Mr. Bush’s finest hour, however, came when he played a key role in his brother’s victory in the 1988 Republican Presidential primary in New York. He stumped the state, praising the Vice President and leading audiences in a song entitled, “Vote for George Bush.” “Any brother who would do that must be pretty good,” said Robert Wood Johnson IV, a prominent Republican fund-raiser and a friend of Mr. Bush.
But the First-Brother-to-be also managed to thwart Mr. D’Amato’s push for Bob Dole, his brother’s nemesis. The struggle became so emotional that Mr. Bush and Mr. D’Amato nearly came to blows at one point, according to one press account.
But the two men reached an uneasy truce after the primary. In his memoir, Power, Politics and Pasta , Mr. D’Amato offered Mr. Bush the highest tribute: “He tirelessly promoted his brother, thinking nothing of speaking in Rochester in the morning and then having dinner on Long Island. He wined, dined and charmed in every county and district. He become one of our party’s best fund-raisers.”
But one Republican fund-raiser said that Mr. D’Amato was more interested in using Mr. Bush to attract donors than in calling on him for his political acumen. “D’Amato would use his name,” the fund-raiser said. “He’d say, ‘Oh, I’m having a big fund-raiser and Jonathan Bush is coming.’ He made it sound like Joe Torre was coming or Tino Martinez. I don’t think [Mr. Bush] ever had any influence in making candidates or anything like that.”
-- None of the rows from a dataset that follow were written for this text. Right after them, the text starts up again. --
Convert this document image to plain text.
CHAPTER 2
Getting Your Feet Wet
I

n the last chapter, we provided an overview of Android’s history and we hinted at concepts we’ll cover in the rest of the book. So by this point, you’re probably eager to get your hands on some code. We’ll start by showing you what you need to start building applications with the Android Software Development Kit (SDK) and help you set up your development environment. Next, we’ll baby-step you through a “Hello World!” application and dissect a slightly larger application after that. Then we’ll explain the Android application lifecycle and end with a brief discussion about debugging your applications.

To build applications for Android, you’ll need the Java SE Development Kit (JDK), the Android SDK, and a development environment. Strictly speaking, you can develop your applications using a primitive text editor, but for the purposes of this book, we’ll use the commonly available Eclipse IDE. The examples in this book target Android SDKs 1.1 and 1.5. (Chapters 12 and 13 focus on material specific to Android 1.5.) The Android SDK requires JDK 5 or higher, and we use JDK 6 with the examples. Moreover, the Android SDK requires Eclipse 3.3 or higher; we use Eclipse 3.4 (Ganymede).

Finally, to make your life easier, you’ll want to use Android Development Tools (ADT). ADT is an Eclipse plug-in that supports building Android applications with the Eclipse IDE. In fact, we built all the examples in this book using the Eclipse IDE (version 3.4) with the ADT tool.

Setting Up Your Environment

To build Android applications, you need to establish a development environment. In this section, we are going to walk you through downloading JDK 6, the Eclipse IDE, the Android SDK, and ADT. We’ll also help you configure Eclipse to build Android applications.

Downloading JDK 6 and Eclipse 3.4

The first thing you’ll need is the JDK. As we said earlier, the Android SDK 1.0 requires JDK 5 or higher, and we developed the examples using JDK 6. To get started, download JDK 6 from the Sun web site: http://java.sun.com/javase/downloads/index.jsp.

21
But he wasn’t shy about testing his political clout. In the midst of the 1988 Presidential race, Mr. Bush tried to throw former G.O.P. state chairman Richard Rosenbaum off the Republican National Committee because he refused to support his brother. Despite his myriad of connections, Mr. Bush failed miserably. “I think everybody just resented him playing the 500-pound gorilla,” Mr. Rosenbaum recalled.
Lost Causes
The Rosenbaum debacle was only the beginning. After his brother was elected, Mr. Bush tirelessly championed a long list of Republican lost causes, including U.S. Senate candidate Robert McMillan and gubernatorial candidate Pierre Rinfret. He tried to broker a truce between Ronald Lauder and Rudolph Giuliani during the 1989 Republican mayoral primary by promoting the notion of a Lauder-Giuliani ticket. It went nowhere.
Then in 1990, Mr. Bush blurted out to the New York Post that he disagreed with his brother’s anti-abortion stance, fueling speculation that the Bush family was on the fence over the contentious issue. It was the last thing President Bush needed as he infuriated conservatives by raising taxes despite his famous “no new taxes” pledge.
But President Bush remained loyal to his younger brother. And Jonathan Bush returned the favor. In the final days of the 1992 race against Mr. Clinton, he was seen stumping in a Bush-Quayle T-shirt at a supermarket in Medford, L.I., with a doomed Congressional candidate. “The tide’s turning, folks,” he said. “It’s coming in like you’ve never seen.” He probably should have tried the soft-shoe approach.
When Mr. Clinton won, Mr. Bush, who had stepped down as finance chairman in 1989, found there was little demand for his talents-either in fund raising or song and dance.
Some blame Mr. D’Amato, his old adversary. Others say Mr. Bush lost his political juice once his brother was defeated. But now that he has another relative running for President, Mr. Bush is reminding New Yorkers that he’s still here.
“He’s been on the phone,” said Ms. Mosbacher. “Make no mistake: He’s been on the phone touching base with the powers that be in this state. He has been working on it for a while. He is a real asset. No question about it.”